Brown said the lower prices helped, but the real difference was getting the word out about the need for permanent homes for dogs and the community responding to that need.
"Most people did not come because of the sale but because they were responding to the need," Brown said. "They were responding from their hearts, not from their pocketbooks. A lot of people paid the adoption price and gave us a donation on top of that. For some families, though, the prices did help, and we're glad that was the case."
The effort also gave league employees a chance to sand and paint most of the kennels. Brown said the remaining kennels should be easy to complete now that fewer dogs must be shuffled from kennel to kennel.
Historically, the shelter has fewer dogs and puppies come in over the winter months. But about 9,000 cats and kittens find their way to the shelter annually, so the league typically has ongoing adoption specials for felines.
With the success of the first canine sale and the likelihood more dogs will end up at the league because of new state dog laws, Brown said the league will likely schedule more canine sales.

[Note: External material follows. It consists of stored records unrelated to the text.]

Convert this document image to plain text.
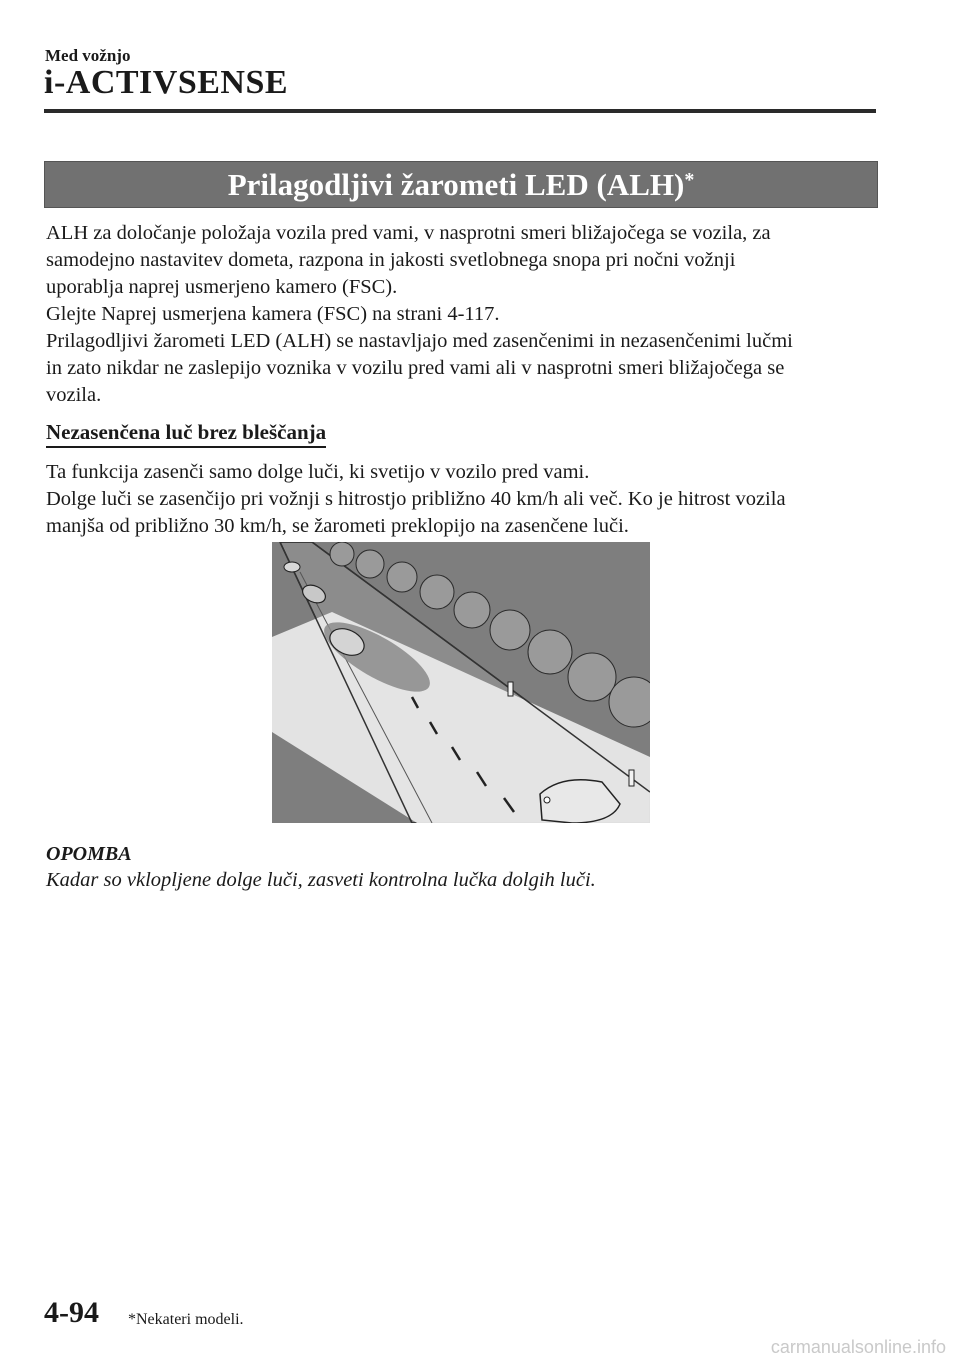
Med vožnjo
i-ACTIVSENSE
Prilagodljivi žarometi LED (ALH)*

ALH za določanje položaja vozila pred vami, v nasprotni smeri bližajočega se vozila, za

samodejno nastavitev dometa, razpona in jakosti svetlobnega snopa pri nočni vožnji

uporablja naprej usmerjeno kamero (FSC).

Glejte Naprej usmerjena kamera (FSC) na strani 4-117.

Prilagodljivi žarometi LED (ALH) se nastavljajo med zasenčenimi in nezasenčenimi lučmi

in zato nikdar ne zaslepijo voznika v vozilu pred vami ali v nasprotni smeri bližajočega se

vozila.

Nezasenčena luč brez bleščanja

Ta funkcija zasenči samo dolge luči, ki svetijo v vozilo pred vami.

Dolge luči se zasenčijo pri vožnji s hitrostjo približno 40 km/h ali več. Ko je hitrost vozila

manjša od približno 30 km/h, se žarometi preklopijo na zasenčene luči.

OPOMBA
Kadar so vklopljene dolge luči, zasveti kontrolna lučka dolgih luči.
4-94 *Nekateri modeli.
carmanualsonline.info
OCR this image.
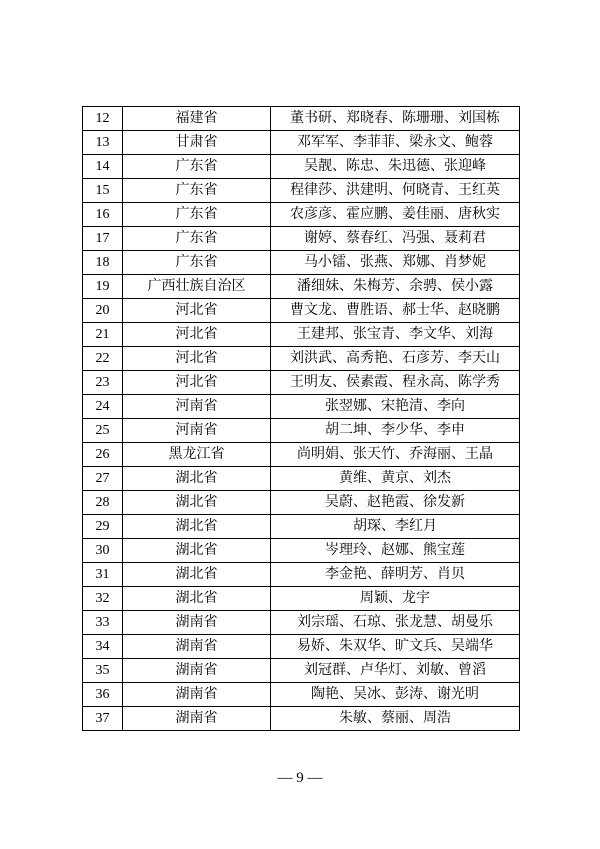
12	福建省	董书研、郑晓春、陈珊珊、刘国栋
13	甘肃省	邓军军、李菲菲、梁永文、鲍蓉
14	广东省	吴靓、陈忠、朱迅德、张迎峰
15	广东省	程律莎、洪建明、何晓青、王红英
16	广东省	农彦彦、霍应鹏、姜佳丽、唐秋实
17	广东省	谢婷、蔡春红、冯强、聂莉君
18	广东省	马小镭、张燕、郑娜、肖梦妮
19	广西壮族自治区	潘细妹、朱梅芳、余骋、侯小露
20	河北省	曹文龙、曹胜语、郝士华、赵晓鹏
21	河北省	王建邦、张宝青、李文华、刘海
22	河北省	刘洪武、高秀艳、石彦芳、李天山
23	河北省	王明友、侯素霞、程永高、陈学秀
24	河南省	张翌娜、宋艳清、李向
25	河南省	胡二坤、李少华、李申
26	黑龙江省	尚明娟、张天竹、乔海丽、王晶
27	湖北省	黄维、黄京、刘杰
28	湖北省	吴蔚、赵艳霞、徐发新
29	湖北省	胡琛、李红月
30	湖北省	岑理玲、赵娜、熊宝莲
31	湖北省	李金艳、薛明芳、肖贝
32	湖北省	周颖、龙宇
33	湖南省	刘宗瑶、石琼、张龙慧、胡曼乐
34	湖南省	易娇、朱双华、旷文兵、吴端华
35	湖南省	刘冠群、卢华灯、刘敏、曾滔
36	湖南省	陶艳、吴冰、彭涛、谢光明
37	湖南省	朱敏、蔡丽、周浩
— 9 —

"I definitely think we will consider it in the future," Brown said. "What's happening this year is the new dog laws and new enforcement is terrific, but because of it, our (dog) census is never low. If we continue to have these large volumes of animals come through while we try to rescue dogs in bad breeding situations from bad kennels, we absolutely will consider doing this again."
On Dec. 20, the Humane League and Bureau inspectors seized 96 dogs from a West Earl Township kennel after an injunction was issued to stop the breeder from operating.
Not all the dogs rescued in the kennel raid were adopted. Some were immediately sent to foster homes, where dogs with emotional and physical problems can be rehabilitated.